When she shakes her head no, it is the first time Sybill has ever lied to her father. But she can tell from the look on his face that he does not expect her to know the name, and beyond that, he doesn’t want her to. What she doesn’t yet understand is why. It’s just a name to her, at this point, a name that has been whispered to her in her sleep, surrounded by so many other things. Some good, some nighmare material. 
(A tower swathed in blue light with overstuffed bookshelves and a chess table tucked away in the corner, groups of kids laughing in the grass as a professor makes the flowers dance, that same tower turned to rubble as students run and scream.)
Magic isn’t a secret, Hogwarts isn’t a secret, but the two generations of Trelawney have plenty of their own as they stare across the kitchen table at eachother. Sybill wants to throw a tantrum. Tell me, she wants to scream, tell me why I knew you were going to surprise me with pancakes for breakfast today.
Instead Sybill sits and waits quietly while her mother washes dishes, and her father orders his thoughts. “Well.” He starts, more nervous than she has ever seen him. “She was your great great grandmother...” The story starts with a woman who sounds too familiar; a little off kilter, away with the fairies, just an odd child... Until she was an even odder grown-up, making claims she had no proof for, spouting crazy ideas and expecting to be believed. Having dreams she couldn’t explain.
Sybill has no idea how she manages to keep a straight face while her father tells her that there are some wizaring families who still laugh at their name, who will know that there is a Trelawney child starting Hogwarts this year and may have taught their own children to mock her. 

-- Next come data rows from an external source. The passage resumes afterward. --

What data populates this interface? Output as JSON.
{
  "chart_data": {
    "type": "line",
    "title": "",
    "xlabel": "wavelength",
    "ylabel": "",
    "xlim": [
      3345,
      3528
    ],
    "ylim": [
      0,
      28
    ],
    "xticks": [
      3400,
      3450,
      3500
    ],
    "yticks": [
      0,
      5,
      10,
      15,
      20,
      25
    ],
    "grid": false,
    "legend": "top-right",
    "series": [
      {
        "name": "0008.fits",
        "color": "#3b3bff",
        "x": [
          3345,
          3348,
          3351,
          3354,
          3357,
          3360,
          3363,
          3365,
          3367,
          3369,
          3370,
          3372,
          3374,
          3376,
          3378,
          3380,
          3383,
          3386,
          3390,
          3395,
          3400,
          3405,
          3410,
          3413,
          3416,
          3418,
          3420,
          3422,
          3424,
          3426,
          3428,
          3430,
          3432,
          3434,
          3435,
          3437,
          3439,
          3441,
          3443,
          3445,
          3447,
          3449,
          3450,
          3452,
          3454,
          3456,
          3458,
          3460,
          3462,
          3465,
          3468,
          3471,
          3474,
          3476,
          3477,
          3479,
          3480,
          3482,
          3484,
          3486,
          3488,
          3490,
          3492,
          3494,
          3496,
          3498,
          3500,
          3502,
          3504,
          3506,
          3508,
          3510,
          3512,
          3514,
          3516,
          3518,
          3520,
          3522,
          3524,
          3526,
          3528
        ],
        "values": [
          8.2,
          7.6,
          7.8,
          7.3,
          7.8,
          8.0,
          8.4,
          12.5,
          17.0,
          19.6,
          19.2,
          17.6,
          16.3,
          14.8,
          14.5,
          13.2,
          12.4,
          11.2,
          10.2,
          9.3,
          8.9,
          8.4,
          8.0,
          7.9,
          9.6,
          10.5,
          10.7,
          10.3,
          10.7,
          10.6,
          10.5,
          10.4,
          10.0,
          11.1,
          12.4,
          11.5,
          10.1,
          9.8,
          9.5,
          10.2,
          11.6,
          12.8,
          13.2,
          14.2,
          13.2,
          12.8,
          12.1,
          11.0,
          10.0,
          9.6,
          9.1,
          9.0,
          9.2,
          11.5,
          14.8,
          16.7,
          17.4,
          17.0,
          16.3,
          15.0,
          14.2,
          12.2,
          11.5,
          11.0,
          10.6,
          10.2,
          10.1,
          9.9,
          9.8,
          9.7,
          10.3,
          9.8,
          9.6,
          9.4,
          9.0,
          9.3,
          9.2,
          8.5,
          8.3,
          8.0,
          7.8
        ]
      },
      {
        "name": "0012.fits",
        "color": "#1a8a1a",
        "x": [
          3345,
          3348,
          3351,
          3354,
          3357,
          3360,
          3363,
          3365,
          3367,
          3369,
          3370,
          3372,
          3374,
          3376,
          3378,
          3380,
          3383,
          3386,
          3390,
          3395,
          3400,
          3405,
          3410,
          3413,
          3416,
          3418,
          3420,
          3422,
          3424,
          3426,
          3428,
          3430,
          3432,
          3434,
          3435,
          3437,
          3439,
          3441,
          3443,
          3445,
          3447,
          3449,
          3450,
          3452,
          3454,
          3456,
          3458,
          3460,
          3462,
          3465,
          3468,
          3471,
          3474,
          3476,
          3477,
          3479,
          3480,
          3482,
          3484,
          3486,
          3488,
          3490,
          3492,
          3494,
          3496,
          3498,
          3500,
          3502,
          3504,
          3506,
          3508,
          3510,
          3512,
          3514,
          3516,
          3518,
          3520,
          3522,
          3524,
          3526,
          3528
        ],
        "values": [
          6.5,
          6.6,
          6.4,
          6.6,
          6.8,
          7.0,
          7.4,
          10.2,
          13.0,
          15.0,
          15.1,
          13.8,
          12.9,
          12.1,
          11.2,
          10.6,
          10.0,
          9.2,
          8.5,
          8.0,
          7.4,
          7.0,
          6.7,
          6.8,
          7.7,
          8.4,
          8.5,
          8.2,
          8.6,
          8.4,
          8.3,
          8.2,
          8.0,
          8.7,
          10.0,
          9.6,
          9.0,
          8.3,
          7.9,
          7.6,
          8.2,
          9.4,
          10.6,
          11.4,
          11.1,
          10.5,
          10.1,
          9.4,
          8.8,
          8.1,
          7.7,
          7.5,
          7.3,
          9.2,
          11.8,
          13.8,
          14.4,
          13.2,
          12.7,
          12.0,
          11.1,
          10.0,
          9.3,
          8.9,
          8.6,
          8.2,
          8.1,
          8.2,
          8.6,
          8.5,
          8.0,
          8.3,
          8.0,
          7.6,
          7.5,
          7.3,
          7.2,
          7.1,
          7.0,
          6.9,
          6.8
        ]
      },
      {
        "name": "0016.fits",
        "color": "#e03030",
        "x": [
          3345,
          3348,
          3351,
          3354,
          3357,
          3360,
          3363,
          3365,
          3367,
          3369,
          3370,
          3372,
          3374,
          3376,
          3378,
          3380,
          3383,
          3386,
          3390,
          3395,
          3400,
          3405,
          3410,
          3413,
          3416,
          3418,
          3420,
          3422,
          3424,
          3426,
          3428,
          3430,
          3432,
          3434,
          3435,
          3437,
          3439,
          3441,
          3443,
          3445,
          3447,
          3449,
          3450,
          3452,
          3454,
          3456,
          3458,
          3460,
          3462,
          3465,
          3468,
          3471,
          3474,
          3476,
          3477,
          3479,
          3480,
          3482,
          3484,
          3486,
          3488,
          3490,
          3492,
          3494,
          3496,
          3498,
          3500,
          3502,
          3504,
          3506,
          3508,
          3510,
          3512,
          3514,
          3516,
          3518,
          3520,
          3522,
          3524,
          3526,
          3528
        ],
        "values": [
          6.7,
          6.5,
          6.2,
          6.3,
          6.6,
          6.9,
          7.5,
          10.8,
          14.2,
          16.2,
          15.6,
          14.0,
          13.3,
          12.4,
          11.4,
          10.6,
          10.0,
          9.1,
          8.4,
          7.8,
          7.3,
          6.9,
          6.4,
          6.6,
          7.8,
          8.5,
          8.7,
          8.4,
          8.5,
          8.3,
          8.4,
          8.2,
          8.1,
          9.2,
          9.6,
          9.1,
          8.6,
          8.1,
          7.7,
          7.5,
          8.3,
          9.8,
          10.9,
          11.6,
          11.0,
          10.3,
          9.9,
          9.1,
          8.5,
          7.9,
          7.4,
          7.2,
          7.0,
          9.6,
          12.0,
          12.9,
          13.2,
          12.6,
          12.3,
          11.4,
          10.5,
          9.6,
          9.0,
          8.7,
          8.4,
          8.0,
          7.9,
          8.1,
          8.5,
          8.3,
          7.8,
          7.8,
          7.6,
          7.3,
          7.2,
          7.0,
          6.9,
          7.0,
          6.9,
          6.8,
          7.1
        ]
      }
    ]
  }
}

There is a strange new sort of sadness twisting about in her gut, but it’s not because she might be bullied- that would not be new- no, it’s because Sybill is realizing she can never be honest with her father again. He’s put a lot of effort into clearing the family name, and she could destroy all that work right here right now in just one sentence. It’s crystal clear that he thinks Cassandra was as batty as everyone else does, and that this should be Sybill’s stance too.
So she scoffs, makes some non-comittal comments about facts and logic, then stuffs her mouth with pancakes to avoid the pressure of having to say anything else. 
Suddenly, she cannot wait to open the wax sealer letter lying on the kitchen counter, and she cannot wait to get out of this house.